Safety for intravaginal use
In a multi-center dose-escalation phase 1 study in the United States, intravaginal artesunate inserts (pessaries) were tested for safety, tolerability, and efficacy in women with CIN2/3 [1]. This “first-in-human” study demonstrated that intravaginal Artesunate for CIN2/3 treatment was safe, well tolerated, and resulted in self-limited adverse events that were graded I and II. Reported AEs among participants who used 3 five-day artesunate cycles included chills and flu-like symptoms (n = 3, grade 1), vaginal (yeast) infection (n = 1, grade II), dizziness or headache (n = 2, grade 1), non-infective cystitis (n = 1, grade 2), vaginal pain or uterine cramping (n = 9, grade I), vaginal discharge (n = 4, grade 1), vaginal pruritis (n = 9, grade 1). In summary, 37 drug-related AEs were observed in this Phase I trial, of which 34 (92%) were grade I, and 3 (8%) were grade 2. Reported grade 2 adverse events included vaginal yeast infection (n = 6), bacterial vaginosis (n = 2), vaginal inflammation (n = 2), urinary tract infection (n = 2), and noninfective cystitis (n = 1). Adverse events that were determined to be unrelated to the study medication included: anxiety, insomnia, suicidal ideation, vaginal twitching, fever, flu-like symptoms in a patient who developed a cold, body itching, chills, and eczema flare. No subjects withdrew from the study because of intolerable side effects, and all 28 subjects included in the modified-intention-to-treat analyses were able to complete their designated dosing regimen. No grade 3 or 4 adverse events were reported, and three subjects reported no noticeable side effects.
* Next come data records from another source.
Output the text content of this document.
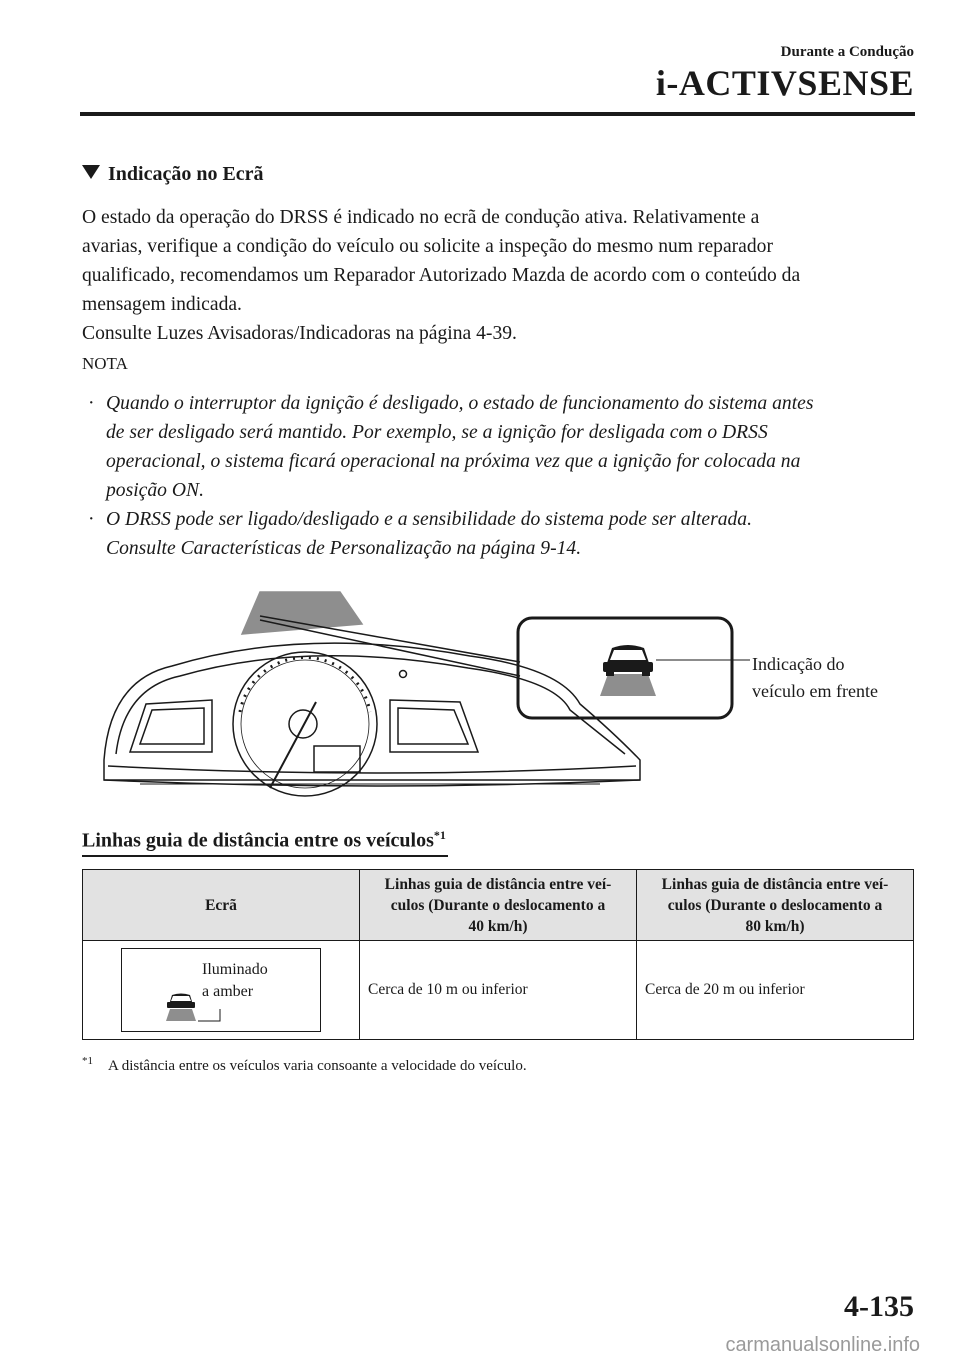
Durante a Condução
i-ACTIVSENSE
Indicação no Ecrã
O estado da operação do DRSS é indicado no ecrã de condução ativa. Relativamente a
avarias, verifique a condição do veículo ou solicite a inspeção do mesmo num reparador
qualificado, recomendamos um Reparador Autorizado Mazda de acordo com o conteúdo da
mensagem indicada.
Consulte Luzes Avisadoras/Indicadoras na página 4-39.
NOTA
· Quando o interruptor da ignição é desligado, o estado de funcionamento do sistema antes
de ser desligado será mantido. Por exemplo, se a ignição for desligada com o DRSS
operacional, o sistema ficará operacional na próxima vez que a ignição for colocada na
posição ON.
· O DRSS pode ser ligado/desligado e a sensibilidade do sistema pode ser alterada.
Consulte Características de Personalização na página 9-14.
Indicação do
veículo em frente
Linhas guia de distância entre os veículos$^{*1}$
Ecrã	Linhas guia de distância entre veí-
culos (Durante o deslocamento a
40 km/h)	Linhas guia de distância entre veí-
culos (Durante o deslocamento a
80 km/h)

Iluminado
a amber	Cerca de 10 m ou inferior	Cerca de 20 m ou inferior
$^{*1}$ A distância entre os veículos varia consoante a velocidade do veículo.
4-135
carmanualsonline.info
Currently, a randomized placebo-controlled phase II study of artesunate vaginal inserts in treatment of CIN2/3 is enrolling subjects at several US sites, with no serious adverse events reported so far (NCT04098744). Additionally, a phase II randomized trial of artesunate suppositories for treating anal high-grade squamous intraepithelial lesions among HIV-negative individuals is ongoing in the United States (NCT5555862)
Summary of artesunate pharmacokinetics
The pharmacokinetics (PK) measures of artesunate (AS) and dihydroartemisinin (DHA) following intravenous (IV), intramuscular (IM), oral and rectal administration have been well described [23]. These PK parameters include maximum concentration of the drug in the blood (Cmax), time to maximum concentration Cmax (Tmax), apparent clearance (CL/F) – the drug concentration in the body in proportion to the rate of elimination, volume of distribution (V/F), the area under the serum concentration versus time curve (AUC) which expresses the total amount of the drug in systemic circulation after administration, and half-life (t1/2). IV administration of AS quickly produces high maximum concentrations (Cmax) of AS, higher than any other method of administration. One example of this can be seen in a study of adults with uncomplicated malaria which compared AS and DHA levels following IV and IM administration, Cmax values for AS when administered intravenously reached over 16,000 ng/mL while only reaching around 884mg/mL when administered intramuscularly [24]. Similarly, the maximum concentration (Cmax) of AS and DHA peak quickly following IV administration, followed by a rapid decline. The average half-life of AS following IV administration of less than fifteen minutes in multiple studies, with an observed clearance range of 2–3 L/kg/hr and a volume range of 0.1–0.3 L/kg [23]. The hydrolysis of AS into DHA following IV administration is similarly quick, with maximum DHA levels reached soon after IV AS administration. The Tmax for DHA after IV administration was consistently less than 25 minutes according to the observed studies with DHA clearance averaging between 0.5–1.5 L/kg/hr and volume averaging between 0.5–1.0 L/kg [23]. The AUC of AS following IV administration of 120 mg AS in adults ranged between 876ng*hr/ml in healthy volunteers [24] and 1038–1269ng*hr/ml in those with malaria [24]. The AUC of DHA following IV administration of 120 mg AS in adults ranged from 1850 ng*hr/ml in healthy volunteers [23] to 1845–2377ng*hr/ml in those with malaria [25].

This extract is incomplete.